Grundsätzlich sei die Wiederöffnung des Handels „natürlich positiv zu bewerten“, betont Doris Lewitzky, Geschäftsführerin des Handelsverbands Niederrhein. Allerdings würden den Händlern „sehr kurzfristig immer neue Prüfobliegenheiten auferlegt“, die einer entsprechendem Information und Einweisung des Personals bedürfen. „Unabhängig davon, dass nicht bekannt ist, wie die Dokumente aussehen, um deren Zulässigkeit bewerten zu können, sind von den Mitarbeitern am Eingang umfangreiche Erhebungen zu den zeitlichen Abläufen der Impfungen und Pcr-testungen vorzunehmen.“Sie bezweifelt, „dass dies in der Praxis in jedem Einzelfall abzuleisten ist, zumal personeller Aufwand und Kosten komplett vom Handel zu tragen sind.“
Durch die Testpflicht sei die Kundenfrequenz in in vielen Betrieben ohnehin niedrig und würde „einen wirtschaftlichen Geschäftsbetrieb nicht ermöglichen,“sagt Doris Lewitzky. „Der Handel ist daher skeptisch, dass die Öffnung für die Gruppe der Geimpften und Genesenen hier eine wesentliche Verbesserung erwarten lässt.“Schon als nur die Testpflicht galt, hatten einige Geschäfte in Dinslaken gar nicht erst geöffnet.

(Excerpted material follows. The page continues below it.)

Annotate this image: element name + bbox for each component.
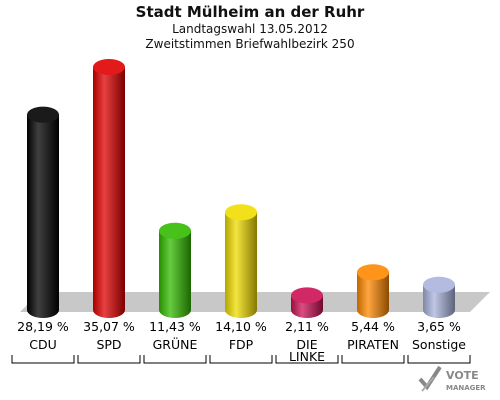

Jürgen Lange-flemming, Vorsitzender der Werbegemeinschaft Dinslaken, wünscht sich daher die Abschaffung der Terminvergabe. Diese sei für die Kunden ein Hindernis, einkaufen zu gehen und benachteilige die Geschäfte in der Innenstadt gegenüber Supermärkten. „Alle Geschäfte haben ein Hygienekonzept“, sagt er. Er fordert, den Zugang über einen Pass oder Qr-code auf unkomplizierte Weise zu ermöglichen.
Ohnehin ist die Online-terminvergabe teils Makulatur – in vielen Geschäften kann man spontan an der Tür einen „Termin“vereinbaren. Das sei kein Geheimnis.
Und daher fürchtet auch Händlerin Ina Magedanz, dass es nun auch angesichts der aufwendigen Kontrollen „viele Einzelhandelsstandpunkte geben wird, die in ihrer finanziellen Not einfach pauschal durchwinken werden“.